Com a extinção da cabra-montês em Portugal, Espanha tinha ficado com o exclusivo de uma espécie que é um dos mais cobiçados troféus cinegéticos no lado de lá da fronteira. Cá também o era e foi por causa da caça que a cabra-montês acabou extinta.
Mas os acasos da natureza acabaram por vencer os interesses políticos. Em 1992, a Junta da Galiza tinha trazido da Reserva Nacional de Caça das Batuecas (Salamanca) quatro machos e oito fêmeas de cabra-montês para o Parque Natural do Invernadeiro, para iniciar um processo de reintrodução da espécie. Em 1997, esse núcleo de cabras era já composto por 70 exemplares. Dezoito foram transferidos, no ano seguinte, para o Parque Natural da Baixa Límia-Serra do Xurês. Cinco machos e 11 fêmeas ficaram num cercado em Salgueiros, mesmo junto à linha de fronteira com a Peneda-Gerês. Um macho e uma fêmea foram levados para um outro cercado na serra vizinha de Santa Eufémia, mas estes com o objectivo de poderem ser observados pelos visitantes daquele parque galego. Esta parelha gerou duas crias. Uma morreu logo a seguir. A outra e os progenitores acabaram por fugir. Foram esses três exemplares que Miguel Dantas da Gama observou mais tarde já no lado português.
Crescimento exponencial
Mais tarde, fugiram outras cabras do cercado de Salgueiros para a zona de Pitões das Júnias, no concelho de Montalegre. Em 2000 e 2001, com a população de cabras de Salgueiros em crescimento contínuo, os responsáveis do parque galego libertaram 25 exemplares no Xurês. Como os animais não têm fronteiras, as cabras foram penetrando em território português e tomando conta do seu espaço natural.

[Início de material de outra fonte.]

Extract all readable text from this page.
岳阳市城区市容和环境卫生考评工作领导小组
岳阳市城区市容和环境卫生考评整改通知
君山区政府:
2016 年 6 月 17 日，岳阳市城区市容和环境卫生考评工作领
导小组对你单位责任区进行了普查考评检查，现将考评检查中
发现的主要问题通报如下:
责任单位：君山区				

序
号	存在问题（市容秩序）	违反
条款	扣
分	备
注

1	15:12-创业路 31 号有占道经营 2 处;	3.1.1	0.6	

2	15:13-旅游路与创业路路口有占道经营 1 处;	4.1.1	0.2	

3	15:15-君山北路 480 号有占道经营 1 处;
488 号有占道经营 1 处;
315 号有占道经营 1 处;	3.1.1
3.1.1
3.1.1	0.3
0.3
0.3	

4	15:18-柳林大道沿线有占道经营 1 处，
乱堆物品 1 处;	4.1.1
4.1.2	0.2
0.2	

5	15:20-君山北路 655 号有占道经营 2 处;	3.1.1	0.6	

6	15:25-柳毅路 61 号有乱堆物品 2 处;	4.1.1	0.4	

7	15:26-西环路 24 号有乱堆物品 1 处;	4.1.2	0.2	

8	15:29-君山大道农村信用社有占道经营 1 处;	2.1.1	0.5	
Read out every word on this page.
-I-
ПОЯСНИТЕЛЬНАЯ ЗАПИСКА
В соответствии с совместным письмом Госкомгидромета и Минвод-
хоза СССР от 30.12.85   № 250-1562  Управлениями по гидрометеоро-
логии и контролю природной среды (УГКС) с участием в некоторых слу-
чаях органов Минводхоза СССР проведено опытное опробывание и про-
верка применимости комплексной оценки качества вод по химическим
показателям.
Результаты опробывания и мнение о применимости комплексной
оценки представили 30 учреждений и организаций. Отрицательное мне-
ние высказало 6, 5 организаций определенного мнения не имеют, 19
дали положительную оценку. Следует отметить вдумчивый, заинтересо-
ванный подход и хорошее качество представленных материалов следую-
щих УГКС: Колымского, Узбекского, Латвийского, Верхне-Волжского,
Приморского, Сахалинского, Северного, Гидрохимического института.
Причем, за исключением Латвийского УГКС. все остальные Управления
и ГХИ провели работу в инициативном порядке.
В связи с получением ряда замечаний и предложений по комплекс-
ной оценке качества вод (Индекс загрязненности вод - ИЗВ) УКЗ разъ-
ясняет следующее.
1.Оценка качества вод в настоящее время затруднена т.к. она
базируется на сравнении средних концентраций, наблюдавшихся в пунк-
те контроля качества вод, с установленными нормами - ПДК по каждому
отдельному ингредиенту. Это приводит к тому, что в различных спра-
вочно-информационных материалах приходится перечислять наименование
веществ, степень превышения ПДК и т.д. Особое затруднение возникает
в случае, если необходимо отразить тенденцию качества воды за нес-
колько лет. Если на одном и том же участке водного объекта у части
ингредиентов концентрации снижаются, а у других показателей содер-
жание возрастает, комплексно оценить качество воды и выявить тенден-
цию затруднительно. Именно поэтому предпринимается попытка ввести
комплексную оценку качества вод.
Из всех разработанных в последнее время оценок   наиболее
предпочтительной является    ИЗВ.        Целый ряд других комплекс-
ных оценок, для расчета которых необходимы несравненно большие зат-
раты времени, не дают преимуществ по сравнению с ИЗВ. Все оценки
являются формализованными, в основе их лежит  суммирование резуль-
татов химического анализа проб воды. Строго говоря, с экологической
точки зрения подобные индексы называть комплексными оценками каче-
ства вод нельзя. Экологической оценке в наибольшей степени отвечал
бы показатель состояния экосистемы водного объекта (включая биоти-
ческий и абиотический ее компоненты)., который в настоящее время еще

O facto de terem sido libertadas muitas fêmeas adultas tem favorecido o crescimento exponencial da espécie. Mas, a prazo, se não forem tomadas medidas, o sucesso desta reintrodução poderá ficar comprometido, porque as cabras tenderão a estender-se no território e a ocupar os mesmos espaços das cabras domésticas, o que pode ter consequências sanitárias nefastas. Um estudo realizado pela Faculdade de Ciências da Universidade de Lisboa concluiu pela existência de habitats na área do parque nacional com condições para suportar 180 a 270 exemplares de cabra selvagem.
Na opinião de Miguel Dantas da Gama, o regresso das cabras "coloca questões que extravasam a problemática da própria espécie". "Embora reconhecendo-se que o regresso das cabras ao parque nacional é um grandioso fim em si mesmo, é também, e principalmente, um meio para atingir um fim muito maior: a recuperação, o correcto ordenamento e a salvaguarda da Peneda-Gerês, património natural de excepção onde se circunscreve um espaço vital para as cabras", escreve no seu livro A Cabra-Montês, da Extinção à Reintrodução - Um Novo Desafio (edição FAPAS), que acaba de publicar.